Horusd: We've tried contacting the appropriate agencies in the Netherlands. They all say that they cannot help us because we don't live in the Netherlands. We must first move back and then try to arrange something. Of course, the cost of moving, trying to rent a house with the bad credit and without first having jobs is not possible. We are not running from the situation - but sometimes at 3:00 am when I can't sleep due to the stress of this, I sometimes think about brushing up my Spanish and moving to Argentina


----------



## doughb (20 Aug 2011)

dotdarling said:


> I sometimes think about brushing up my Spanish and moving to Argentina



Which is something ye could think of. Not actually going to Argentina ( spent 6 months there ) but emigrating to New Zealand for example. Since both of ye are not Irish and it doesn't appear ye want to move back to NL ( spent time there too) it could be your answer. Start afresh in a new country where there is alot of job opportunities. And, didnt the dutch half discover this country first


----------



## dotdarling (20 Aug 2011)

doughb: The Dutch seemed to colonize quite a few countries - they got around.

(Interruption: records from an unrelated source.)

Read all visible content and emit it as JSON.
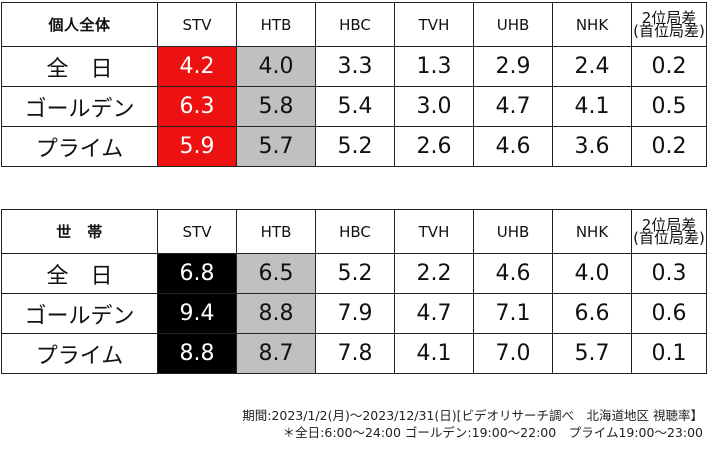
{
  "colors": {
    "top_highlight_t1": "#ee1111",
    "top_highlight_t2": "#000000",
    "second_highlight": "#c0c0c0"
  },
  "columns": [
    "STV",
    "HTB",
    "HBC",
    "TVH",
    "UHB",
    "NHK"
  ],
  "diff_header": [
    "2位局差",
    "(首位局差)"
  ],
  "tables": [
    {
      "title": "個人全体",
      "rows": [
        {
          "label": "全　日",
          "values": [
            "4.2",
            "4.0",
            "3.3",
            "1.3",
            "2.9",
            "2.4"
          ],
          "diff": "0.2"
        },
        {
          "label": "ゴールデン",
          "values": [
            "6.3",
            "5.8",
            "5.4",
            "3.0",
            "4.7",
            "4.1"
          ],
          "diff": "0.5"
        },
        {
          "label": "プライム",
          "values": [
            "5.9",
            "5.7",
            "5.2",
            "2.6",
            "4.6",
            "3.6"
          ],
          "diff": "0.2"
        }
      ]
    },
    {
      "title": "世　帯",
      "rows": [
        {
          "label": "全　日",
          "values": [
            "6.8",
            "6.5",
            "5.2",
            "2.2",
            "4.6",
            "4.0"
          ],
          "diff": "0.3"
        },
        {
          "label": "ゴールデン",
          "values": [
            "9.4",
            "8.8",
            "7.9",
            "4.7",
            "7.1",
            "6.6"
          ],
          "diff": "0.6"
        },
        {
          "label": "プライム",
          "values": [
            "8.8",
            "8.7",
            "7.8",
            "4.1",
            "7.0",
            "5.7"
          ],
          "diff": "0.1"
        }
      ]
    }
  ],
  "notes": [
    "期間:2023/1/2(月)〜2023/12/31(日)[ビデオリサーチ調べ　北海道地区 視聴率】",
    "＊全日:6:00〜24:00 ゴールデン:19:00〜22:00　プライム19:00〜23:00"
  ]
}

I worry that by just moving to another country, I will replace the stress of how to pay the debt and dealing with bullying collection agents with the guilt of just leaving the debt behind. We think about staying and facing the music (court) when the time comes and hopefully a judge will help the creditor see reason and allow us to make payments that we can afford and that pay off the debt. On the other hand, in our weaker moments, we think "stuff it, we'll move to another country - start fresh and be responsible.

We have other debts that have arrangements made and on which we make payments. It's just these 2 large ones that will absolutely not work with us so that we can make payments that pay off the debt. We've told them what we can afford to pay each month if they stop the interest. They won't stop the interest and want us to make those payments anyway - which is throwing money into a black hole as it wouldn't even cover the monthly interest charged. They say that we are in no position to dictate terms to them. I can only hope that if we stay in Ireland and it get to the courts, that a judge will see that we've tried to arrange reasonable payments and then force the creditors to work with us.


----------



## horusd (20 Aug 2011)

I would still check with the eu consumer centre here. I would imagine they could offer some help, or at least point you in the right direction. You might also check out free legal aid, who may offer some advice. See www.flac.ie/


----------



## dotdarling (21 Aug 2011)

thx horusd. I'll check out both suggestions.


----------